Capcor at Kirby Main LLC v. Moody National Kirby Houston, LLC,
Court of Appeals, Texas, Houston
(1st District) 509 S.W. 3d 379
Moody National Kirby Houston, L.L.P. (Moody Kirby) owned a vacant lot near the Texas Medical Center. Capcor agreed to purchase the land from Moody Kirby using a standard “Unimproved Property Contract” promulgated by the Texas Real Estate Commission. The contract specified a definite date for closing and provided that Buyer pay the Sales Price in good funds acceptable to the escrow agent. If a party failed to close the sale by the closing date, the other party was entitled to exercise its contractual remedies, which included terminating the contract and receiving the earnest money as liquidated damages.

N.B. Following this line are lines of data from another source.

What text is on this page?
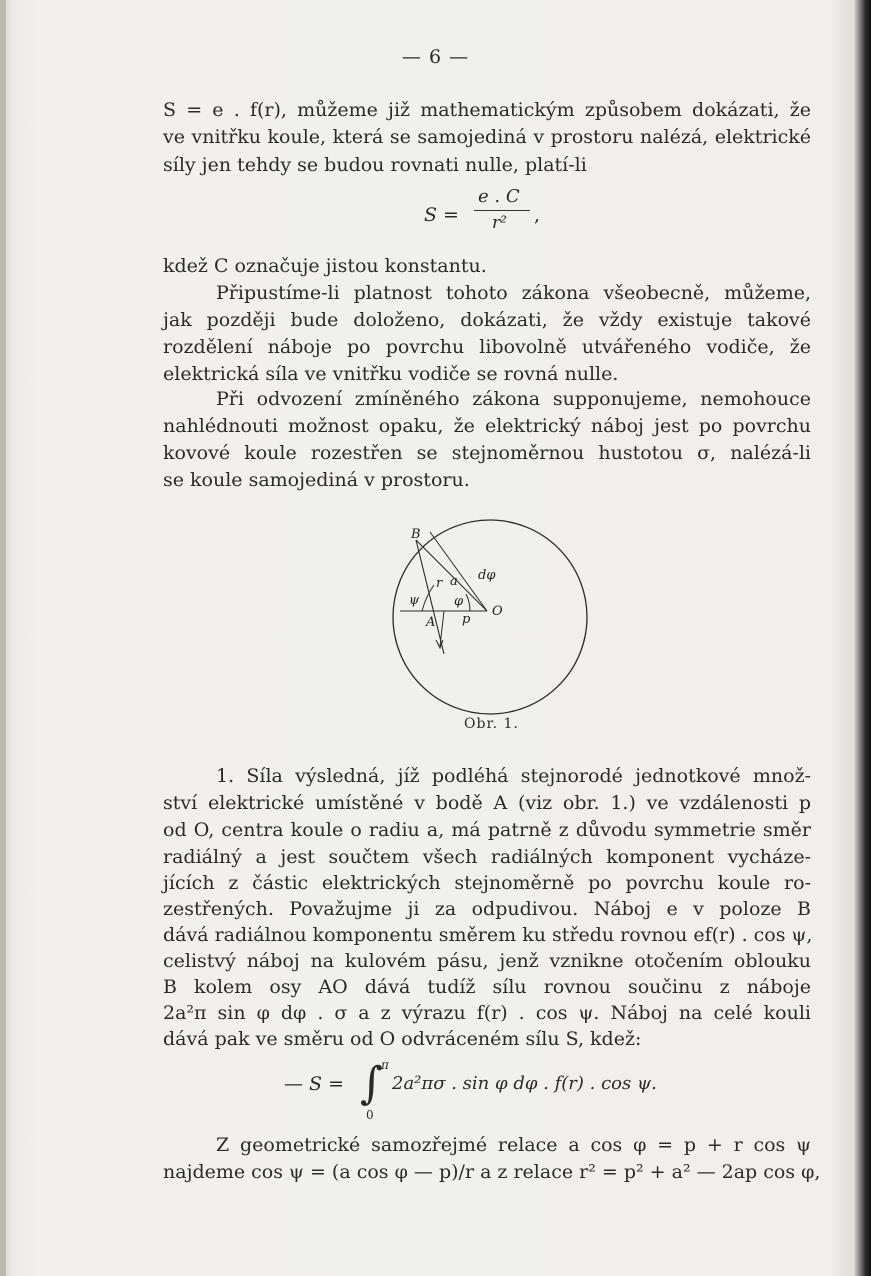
— 6 —
S = e . f(r), můžeme již mathematickým způsobem dokázati, že
ve vnitřku koule, která se samojediná v prostoru nalézá, elektrické
síly jen tehdy se budou rovnati nulle, platí-li
S =
e . C
r² ,
kdež C označuje jistou konstantu.
Připustíme-li platnost tohoto zákona všeobecně, můžeme,
jak později bude doloženo, dokázati, že vždy existuje takové
rozdělení náboje po povrchu libovolně utvářeného vodiče, že
elektrická síla ve vnitřku vodiče se rovná nulle.
Při odvození zmíněného zákona supponujeme, nemohouce
nahlédnouti možnost opaku, že elektrický náboj jest po povrchu
kovové koule rozestřen se stejnoměrnou hustotou σ, nalézá-li
se koule samojediná v prostoru.
B
r a dφ
ψ	φ
O
A p
Obr. 1.
1. Síla výsledná, jíž podléhá stejnorodé jednotkové množ-
ství elektrické umístěné v bodě A (viz obr. 1.) ve vzdálenosti p
od O, centra koule o radiu a, má patrně z důvodu symmetrie směr
radiálný a jest součtem všech radiálných komponent vycháze-
jících z částic elektrických stejnoměrně po povrchu koule ro-
zestřených. Považujme ji za odpudivou. Náboj e v poloze B
dává radiálnou komponentu směrem ku středu rovnou ef(r) . cos ψ,
celistvý náboj na kulovém pásu, jenž vznikne otočením oblouku
B kolem osy AO dává tudíž sílu rovnou součinu z náboje
2a²π sin φ dφ . σ a z výrazu f(r) . cos ψ. Náboj na celé kouli
dává pak ve směru od O odvráceném sílu S, kdež:
— S = ∫
π
0
2a²πσ . sin φ dφ . f(r) . cos ψ.
Z geometrické samozřejmé relace a cos φ = p + r cos ψ
najdeme cos ψ = (a cos φ — p)/r a z relace r² = p² + a² — 2ap cos φ,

The parties agreed to use Moody National Title Company, L.P. (Moody Title), a company wholly owned by Moody Kirby’s sole owner, Brett Moody, as the title company. The day prior to closing, the Moody Title escrow agent informed Capcor’s lawyer that Moody Title needed to receive the purchase funds in the form of a wire transfer. She informed Capcor’s principal of the same requirement when he arrived at Moody Title’s office the next morning to sign the closing documents, noting that the wired funds must be received by 3:30 p.m. Sometime after 5:00 p.m. on the day of closing, Capcor’s principal showed up with a cashier’s check for the balance due for closing.
The title company informed Capcor that it could not accept the check because it was against their underwriter’s policies. The seller terminated the contract the next morning for failure of the buyer to close. Capcor refused to sign a release of earnest money and sued Moody Kirby and Moody Title. The appellate court affirmed the trial court who found that Capcor had defaulted and that the title company had not breached its fiduciary duty. While the Texas Department of Insurance says a cashier’s check is good funds, it does not require a title company to accept a cashier’s check. The TREC form specifies, “Buyer shall pay the Sales Price in good funds acceptable to the escrow agent.” (Paragraph 9.B.2.)
The title company during trial testified that a cashier’s check is subject to a three-day hold, and it is their policy not to accept them as good funds. The contract affirmatively bestowed upon Moody Kirby the right to terminate if Capcor defaulted by failing to timely deliver good funds acceptable to the escrow agent. Escrow funds and attorney fees were awarded to Moody Kirby.